Public Employee Press
Media Beat: Book Review
Book says loss of union power since the 1970s can be reversed
As we search for ways to reverse the union decline of recent years, Sheila Cohen’s new book reminds us of the period from 1968 through the mid-1970s, when a wave of militant strikes won important gains in Britain and the United States.
Remember the 1965 welfare strike here in New York, the 1968 Memphis sanitation workers strike or the U.S. postal workers strike in 1970? In these public sector strikes, workers fought in unconventional ways and emerged victorious.
Powerful picket line unity let the welfare workers break the mold of limited bargaining for public employees and negotiate on a range of public policy issues.
In Memphis, the workers allied with the African American community, and the strike became part of the city’s civil rights movement.
In the postal strike, a local wildcat spread nationwide in defiance of federal law and leadership desires.

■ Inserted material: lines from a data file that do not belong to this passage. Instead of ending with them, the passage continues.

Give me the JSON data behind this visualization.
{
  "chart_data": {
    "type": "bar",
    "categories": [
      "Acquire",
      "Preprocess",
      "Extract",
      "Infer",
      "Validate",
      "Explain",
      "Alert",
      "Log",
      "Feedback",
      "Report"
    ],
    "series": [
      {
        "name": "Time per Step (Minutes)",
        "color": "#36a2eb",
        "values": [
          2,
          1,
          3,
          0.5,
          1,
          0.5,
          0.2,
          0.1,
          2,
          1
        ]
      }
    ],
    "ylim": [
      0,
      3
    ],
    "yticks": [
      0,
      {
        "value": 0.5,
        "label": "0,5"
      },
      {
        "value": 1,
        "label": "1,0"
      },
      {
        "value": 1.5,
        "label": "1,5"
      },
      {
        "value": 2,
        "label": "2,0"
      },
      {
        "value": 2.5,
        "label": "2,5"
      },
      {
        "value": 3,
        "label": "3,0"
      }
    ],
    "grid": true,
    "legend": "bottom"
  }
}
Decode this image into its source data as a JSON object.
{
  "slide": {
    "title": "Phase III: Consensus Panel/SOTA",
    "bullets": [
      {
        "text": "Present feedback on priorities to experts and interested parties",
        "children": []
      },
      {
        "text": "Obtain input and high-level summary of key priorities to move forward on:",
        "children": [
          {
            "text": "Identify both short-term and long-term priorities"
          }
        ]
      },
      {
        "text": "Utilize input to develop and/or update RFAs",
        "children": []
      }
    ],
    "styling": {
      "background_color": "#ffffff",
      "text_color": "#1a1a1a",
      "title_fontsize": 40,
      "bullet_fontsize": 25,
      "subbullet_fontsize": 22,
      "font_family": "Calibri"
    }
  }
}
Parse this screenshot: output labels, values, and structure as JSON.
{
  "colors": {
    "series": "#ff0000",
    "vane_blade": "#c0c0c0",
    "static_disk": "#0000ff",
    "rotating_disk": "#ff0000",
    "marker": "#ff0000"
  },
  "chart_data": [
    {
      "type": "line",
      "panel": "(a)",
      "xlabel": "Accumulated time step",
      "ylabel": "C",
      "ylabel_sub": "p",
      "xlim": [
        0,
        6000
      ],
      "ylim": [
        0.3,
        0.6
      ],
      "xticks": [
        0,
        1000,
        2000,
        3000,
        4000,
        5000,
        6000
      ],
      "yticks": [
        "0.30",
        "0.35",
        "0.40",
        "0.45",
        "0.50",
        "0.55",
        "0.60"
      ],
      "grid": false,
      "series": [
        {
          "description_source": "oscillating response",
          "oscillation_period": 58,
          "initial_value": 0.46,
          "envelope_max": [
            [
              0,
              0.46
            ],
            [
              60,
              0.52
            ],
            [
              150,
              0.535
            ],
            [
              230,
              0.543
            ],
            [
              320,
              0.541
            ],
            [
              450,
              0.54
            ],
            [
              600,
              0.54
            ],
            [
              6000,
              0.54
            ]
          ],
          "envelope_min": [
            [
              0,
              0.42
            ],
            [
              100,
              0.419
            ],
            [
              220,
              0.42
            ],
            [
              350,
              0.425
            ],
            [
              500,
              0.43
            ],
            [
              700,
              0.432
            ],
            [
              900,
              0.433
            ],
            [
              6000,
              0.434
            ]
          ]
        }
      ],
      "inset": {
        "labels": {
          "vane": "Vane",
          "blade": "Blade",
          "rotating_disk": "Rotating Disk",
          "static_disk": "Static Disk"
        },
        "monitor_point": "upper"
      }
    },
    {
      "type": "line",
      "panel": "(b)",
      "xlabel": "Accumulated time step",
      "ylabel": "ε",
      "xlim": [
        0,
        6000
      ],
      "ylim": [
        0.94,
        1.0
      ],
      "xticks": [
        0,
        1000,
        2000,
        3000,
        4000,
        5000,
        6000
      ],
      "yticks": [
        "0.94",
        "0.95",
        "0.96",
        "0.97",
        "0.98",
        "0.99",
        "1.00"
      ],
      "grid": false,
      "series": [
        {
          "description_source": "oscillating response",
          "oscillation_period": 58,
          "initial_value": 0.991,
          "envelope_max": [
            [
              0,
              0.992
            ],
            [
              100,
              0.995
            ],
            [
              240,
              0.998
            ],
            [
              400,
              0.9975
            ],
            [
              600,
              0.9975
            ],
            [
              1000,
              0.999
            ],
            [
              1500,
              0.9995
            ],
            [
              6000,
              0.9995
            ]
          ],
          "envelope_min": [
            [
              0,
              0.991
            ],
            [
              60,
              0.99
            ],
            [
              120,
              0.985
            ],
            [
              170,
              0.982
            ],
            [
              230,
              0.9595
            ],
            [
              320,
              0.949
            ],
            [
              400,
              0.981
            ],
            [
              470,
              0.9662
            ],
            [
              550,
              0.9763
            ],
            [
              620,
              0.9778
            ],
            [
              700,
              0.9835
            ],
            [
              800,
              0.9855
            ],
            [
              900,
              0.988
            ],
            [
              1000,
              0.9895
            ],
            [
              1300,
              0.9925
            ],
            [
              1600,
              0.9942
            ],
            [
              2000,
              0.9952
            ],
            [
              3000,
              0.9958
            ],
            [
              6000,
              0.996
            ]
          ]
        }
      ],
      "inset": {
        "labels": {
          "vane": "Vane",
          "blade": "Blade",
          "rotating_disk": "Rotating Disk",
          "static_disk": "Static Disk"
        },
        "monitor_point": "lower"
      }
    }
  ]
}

National rank-and-file-opposition caucuses, community ties and grassroots militancy propelled this broad labor offensive.
In England, thousands of Birmingham workers walked off their jobs in 1972 to join a coal miners’ picket line at Saltley Gates. Britain’s huge strike wave ofthe early ’70s convinced even Conservative Party pundits that a revolution was coming.
Instead, the workers got a Labor Party government that some argue was not much better than the Conservatives.
Then came Reagan here and Thatcher in Britain, making union-busting into government policy. They beat down the working class until concessionary bargaining became the norm and the right to strike seemed like the right to commit suicide.
In “Ramparts of Resistance: Why Workers Lost Their Power and How to Get It Back,” Cohen surveys this dismal landscape. The $24.95 paperback, which is in the DC 37 Education Fund Library in Room 211, analyzes the few victories, such as the United Parcel Service strike, and the long line of defeats, including the LocalP-9 strike at the Hormel Co., the Caterpillar and Staley strikes in Decatur, Illinois, and the Detroit newspaper strike.
Cohen argues that many defeats came not only because of the fierce and unrelenting employer offensive, but also because the workers’ national unions and the rest of the labor movement failed to organize effective solidarity. By this she means solidarity beyond words and money such as militant and even law-breaking actions that can make a real difference.